Montreal is the second largest city in Canada. The pious 17th-century French founders of this vibrant island metropolis might be a little surprised to have produced a place that revels so much in its reputation for joie de vivre, but at least their edifices remain; the spires of some of Canada’s finest churches still rise above the skyline.
Montreal’s location at the convergence of the St. Lawrence and Ottawa rivers made it Canada’s first great trading center. It was founded in 1642 by a group of French Catholics as a Christian community and port. Much of its economic power has now moved west to Toronto, and what makes Montreal interesting today is a cultural, rather than a geographical, confluence. About 70 percent of its 3 million residents are of French descent, another 15 percent have British origins, and the rest represent nearly every major ethnic group.
Many speak three or more languages. The communities form a kind of mosaic, with the anglophones in the west, the francophones in the east, and other ethnic communities in pockets all over the island. There is nothing rigid about these divisions: Anglophones eat and drink in the restaurants and bistros of the historic French district, and francophones visit the traditionally English area.
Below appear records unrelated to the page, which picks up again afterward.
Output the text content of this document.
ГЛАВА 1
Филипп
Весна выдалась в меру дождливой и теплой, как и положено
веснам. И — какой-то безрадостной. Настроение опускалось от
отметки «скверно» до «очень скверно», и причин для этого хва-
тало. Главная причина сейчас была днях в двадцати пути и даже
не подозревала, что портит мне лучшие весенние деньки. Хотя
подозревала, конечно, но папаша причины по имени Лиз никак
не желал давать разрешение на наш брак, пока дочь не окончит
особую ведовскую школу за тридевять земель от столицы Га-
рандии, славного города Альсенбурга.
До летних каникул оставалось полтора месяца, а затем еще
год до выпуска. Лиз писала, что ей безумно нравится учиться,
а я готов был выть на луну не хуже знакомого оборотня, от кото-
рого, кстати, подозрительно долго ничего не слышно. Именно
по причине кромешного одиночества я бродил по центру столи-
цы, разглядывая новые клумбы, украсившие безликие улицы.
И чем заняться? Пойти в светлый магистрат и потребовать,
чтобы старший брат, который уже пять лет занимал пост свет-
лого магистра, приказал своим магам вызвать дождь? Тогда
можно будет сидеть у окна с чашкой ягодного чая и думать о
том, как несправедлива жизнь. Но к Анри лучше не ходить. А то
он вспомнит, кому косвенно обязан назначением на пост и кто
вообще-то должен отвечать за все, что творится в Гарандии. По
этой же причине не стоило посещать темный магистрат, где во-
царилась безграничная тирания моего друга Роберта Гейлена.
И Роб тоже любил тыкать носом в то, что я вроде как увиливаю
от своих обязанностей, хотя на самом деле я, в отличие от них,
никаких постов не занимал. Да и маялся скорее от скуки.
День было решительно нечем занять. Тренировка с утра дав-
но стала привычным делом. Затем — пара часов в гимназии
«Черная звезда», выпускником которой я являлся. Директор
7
The most interesting neighborhoods sprawl along the southern slopes of Mont-Royal – the 234-m (767-ft) hill from which the city derives its name. Vieux-Montreal’s network of narrow, cobblestone streets huddles near the waterfront, while the main shopping area is farther north along Rue Sainte-Catherine.
It extends below the city’s surface in the maze of tunnels that connect the Underground City, the complex of homes, stores, and leisure venues that spreads out beneath the bustling city. Other modern attractions include the Olympic Park stadium and the Musee d’Art Contemporain, built in the 1990s to complement Montreal’s fine historic museums.